My family lives in a two bedroom flat, and we have to limit what enters our house or we would drown in it! This year, we were given an insane amount of clothing, toys and books for the holidays and we found ourselves without enough room to store everything. I decided to talk to my two-year old about it and try to strike a deal. I explained that we needed to pick our favorite things to keep but that we could donate some of the other items to her preschool or to kids who didn’t have any toys. Much to my surprise and delight she was on board immediately and started sorting her toys frantically! Soon, she had selected a tea set and some blocks to give to her school and a stack of books and toys to donate to other children. The whole thing was so quick and easy and the process taught her a valuable lesson about making choices and helping others.

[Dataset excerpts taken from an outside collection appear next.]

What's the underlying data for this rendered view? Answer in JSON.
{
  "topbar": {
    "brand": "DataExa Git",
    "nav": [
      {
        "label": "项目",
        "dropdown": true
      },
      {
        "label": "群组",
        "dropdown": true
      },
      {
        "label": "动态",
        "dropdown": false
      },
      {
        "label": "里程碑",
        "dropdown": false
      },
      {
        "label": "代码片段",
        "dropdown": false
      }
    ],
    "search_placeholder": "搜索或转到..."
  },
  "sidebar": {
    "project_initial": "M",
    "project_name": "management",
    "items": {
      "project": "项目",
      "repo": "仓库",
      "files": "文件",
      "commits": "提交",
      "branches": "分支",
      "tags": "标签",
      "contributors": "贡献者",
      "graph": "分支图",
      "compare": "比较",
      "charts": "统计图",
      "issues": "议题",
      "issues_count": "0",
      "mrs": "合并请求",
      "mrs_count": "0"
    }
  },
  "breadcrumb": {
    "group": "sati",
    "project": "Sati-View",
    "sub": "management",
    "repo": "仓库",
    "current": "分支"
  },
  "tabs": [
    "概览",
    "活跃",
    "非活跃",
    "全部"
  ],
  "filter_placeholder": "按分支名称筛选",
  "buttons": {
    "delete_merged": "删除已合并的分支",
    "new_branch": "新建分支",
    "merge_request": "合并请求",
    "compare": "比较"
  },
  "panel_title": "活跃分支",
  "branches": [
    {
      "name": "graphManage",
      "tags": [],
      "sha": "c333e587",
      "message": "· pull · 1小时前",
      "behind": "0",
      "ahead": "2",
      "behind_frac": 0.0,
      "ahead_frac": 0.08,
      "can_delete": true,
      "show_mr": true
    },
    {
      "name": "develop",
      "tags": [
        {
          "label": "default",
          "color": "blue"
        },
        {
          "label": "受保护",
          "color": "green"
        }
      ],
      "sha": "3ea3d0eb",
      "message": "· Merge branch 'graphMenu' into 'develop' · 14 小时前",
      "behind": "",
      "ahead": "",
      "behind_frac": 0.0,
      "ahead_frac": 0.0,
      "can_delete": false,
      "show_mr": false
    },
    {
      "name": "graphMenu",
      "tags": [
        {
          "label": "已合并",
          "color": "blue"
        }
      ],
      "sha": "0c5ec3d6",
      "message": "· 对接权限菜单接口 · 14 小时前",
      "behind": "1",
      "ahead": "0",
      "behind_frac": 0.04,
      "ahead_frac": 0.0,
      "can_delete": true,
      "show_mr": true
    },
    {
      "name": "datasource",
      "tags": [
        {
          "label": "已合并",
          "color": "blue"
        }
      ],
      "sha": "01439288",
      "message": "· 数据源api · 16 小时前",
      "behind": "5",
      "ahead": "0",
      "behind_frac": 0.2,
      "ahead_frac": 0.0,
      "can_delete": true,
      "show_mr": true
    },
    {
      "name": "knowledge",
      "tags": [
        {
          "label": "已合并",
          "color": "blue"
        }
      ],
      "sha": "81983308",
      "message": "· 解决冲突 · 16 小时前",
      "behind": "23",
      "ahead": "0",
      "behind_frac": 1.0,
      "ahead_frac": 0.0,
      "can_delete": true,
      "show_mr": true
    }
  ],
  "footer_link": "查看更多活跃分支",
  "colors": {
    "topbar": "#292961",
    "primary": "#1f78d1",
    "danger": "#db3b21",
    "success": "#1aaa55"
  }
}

I realize it won’t always be so easy and wanted to brainstorm other ways to get the inflow of stuff under control.
Here’s what I came up with:
1. For holidays and birthdays ask for “experience” presents instead of tangible gifts: A membership to the Discovery Museum or Studio Grow, dance, music or gymnastic classes or a gift card to the movies are all great presents and they take up zero space in your home.
2. Ask people to make gifts to your favorite charity or non-profit in the name of your child. You can involve your child to research options that appeal to them on a personal level. This option makes the child feel like they are having a positive impact on the world and teaches them about social responsibility.
3. Have a cooking themed birthday party. Skip the gifts and have each kid bring their favorite ingredient: pizza, sundae or cupcake toppings are fun treats. My daughter would give up her left arm for sugar and might not even notice the lack of gifts.
4. If people must buy gifts, urge them to go for books. It is always great to expand your little reader’s library and books take up far less real estate then other games or toys.
5. The collaborative gift: Instead of lots of small items, urge your child to select one very special gift for the holidays. Friends and relatives can pool their money towards one big-ticket item that your child will treasure.
Have other ideas on how to live well with less stuff? Please share!